Sparticle Tang Jingsong 共同創業者・CSO

 AIはSparticleとともに開発。2019年に創業した企業でAI翻訳の「Felo瞬訳」などを手掛ける。Felo瞬訳は、HISモバイルユーザーの特典に含まれる。H.I.S MobileとSpartcleは今後、業務効率化などの面で協業する。

グループ横断で特典を提供

 HISグループとモバイルサービスの連携を強化する。ユーザーアンケートによると「HIS」なら旅行に関する特典がほしいという声が多く聞かれた。そこでグループとの連携を活かしたユーザー特典を用意する。今回発表のものは第1弾。今後も特典は拡充される見込み。

 HISグループのグループパーパスとして掲げられているのが「『心踊る』を解き放つ」。
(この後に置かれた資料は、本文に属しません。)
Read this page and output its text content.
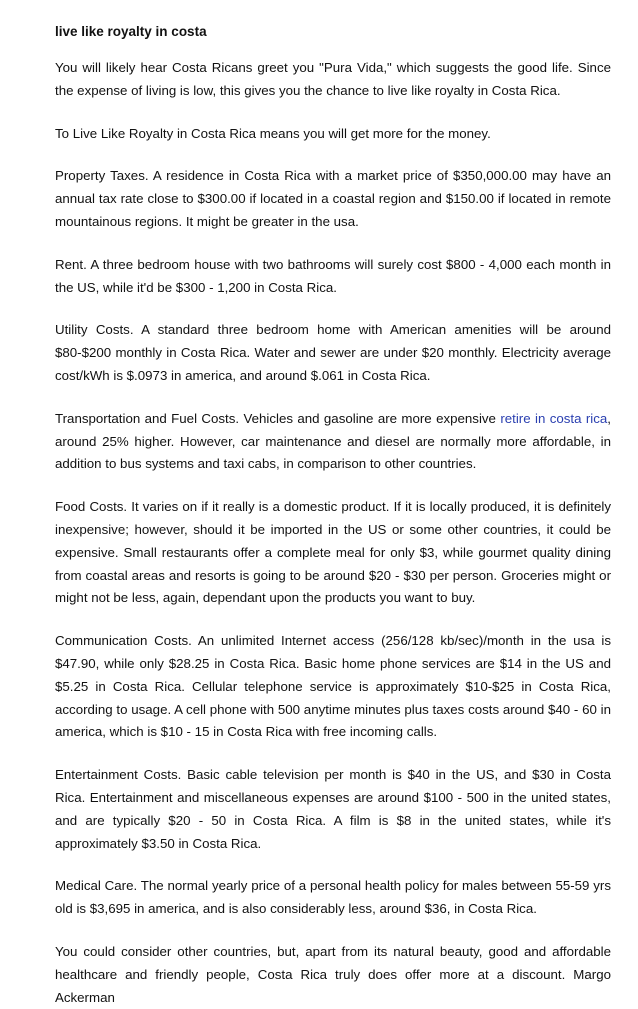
live like royalty in costa

You will likely hear Costa Ricans greet you "Pura Vida," which suggests the good life. Since the expense of living is low, this gives you the chance to live like royalty in Costa Rica.

To Live Like Royalty in Costa Rica means you will get more for the money.

Property Taxes. A residence in Costa Rica with a market price of $350,000.00 may have an annual tax rate close to $300.00 if located in a coastal region and $150.00 if located in remote mountainous regions. It might be greater in the usa.

Rent. A three bedroom house with two bathrooms will surely cost $800 - 4,000 each month in the US, while it'd be $300 - 1,200 in Costa Rica.

Utility Costs. A standard three bedroom home with American amenities will be around $80-$200 monthly in Costa Rica. Water and sewer are under $20 monthly. Electricity average cost/kWh is $.0973 in america, and around $.061 in Costa Rica.

Transportation and Fuel Costs. Vehicles and gasoline are more expensive retire in costa rica, around 25% higher. However, car maintenance and diesel are normally more affordable, in addition to bus systems and taxi cabs, in comparison to other countries.

Food Costs. It varies on if it really is a domestic product. If it is locally produced, it is definitely inexpensive; however, should it be imported in the US or some other countries, it could be expensive. Small restaurants offer a complete meal for only $3, while gourmet quality dining from coastal areas and resorts is going to be around $20 - $30 per person. Groceries might or might not be less, again, dependant upon the products you want to buy.

Communication Costs. An unlimited Internet access (256/128 kb/sec)/month in the usa is $47.90, while only $28.25 in Costa Rica. Basic home phone services are $14 in the US and $5.25 in Costa Rica. Cellular telephone service is approximately $10-$25 in Costa Rica, according to usage. A cell phone with 500 anytime minutes plus taxes costs around $40 - 60 in america, which is $10 - 15 in Costa Rica with free incoming calls.

Entertainment Costs. Basic cable television per month is $40 in the US, and $30 in Costa Rica. Entertainment and miscellaneous expenses are around $100 - 500 in the united states, and are typically $20 - 50 in Costa Rica. A film is $8 in the united states, while it's approximately $3.50 in Costa Rica.

Medical Care. The normal yearly price of a personal health policy for males between 55-59 yrs old is $3,695 in america, and is also considerably less, around $36, in Costa Rica.

You could consider other countries, but, apart from its natural beauty, good and affordable healthcare and friendly people, Costa Rica truly does offer more at a discount. Margo Ackerman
猪腰社長は、モバイル通信の契約そのものはなるべく節約してもらい、同社グループの本業である旅行に関連するサービスを提供することで価値を提供したい考えを話す。

 コロナ禍で大きく影響を受けたHISグループだが、時間の経過とともに余裕ができたこともあり、今回のようなグループ連携の特典提供に至った。HISモバイル側からの積極的な声がけで実現したという。

 猪腰氏は新プランの訴求ポイントを「安さ」としつつ、そうした流れに変化が必要という考えも示した。「単に安いプランを売るだけではHISがやる意味がない。HISグループ全体に寄与できる会社になるよう変化していきたいと思う」と話す。一方でまだ始まったばかりの取り組み。グループ他社からは「期待はあまりされていないかも」としつつ「実績が出れば、自ずと期待はされると思う」と熱意を示す。

2台目需要もチャンスある

 2022年に楽天モバイルの「0円」が廃止になって以降、HISモバイルも乗換の需要が増えた。当時は、MNPで転入してきたうちの4割ほどが楽天モバイルからだった。あわせてeSIMの新規契約者の比率推移は8月時点で20%。普及は進みつつあり「2台目需要はやり方次第でチャンスが多いと思う」と猪腰社長は所見を述べた。

 楽天モバイルが契約者数を堅調に伸ばしているが猪腰社長によれば、影響はあまりない。多少のユーザー離れは感じているとしつつ「楽天モバイルが盛り上がれば、よくも悪くも(契約を)動かさなかった人を動かしてくれている感がある。HISモバイルとしてはウェルカム」とした。

 このほか昨今、不安の声が聞かれるドコモのネットワーク品質についても言及。同社ではドコモ回線で事業を行っている。品質について「HISモバイルの問題だと思われている」と、知名度の差から同社の問題と思われている現実を話した。

 今後について、旅行に関連する「ワクワクするような」キャンペーンやモバイルのキャンペーンもあわせて「通年でやり続けたいと思っている。HISモバイルユーザー以外も応募できるので、そうした方とも触れ合っていきたい」とした。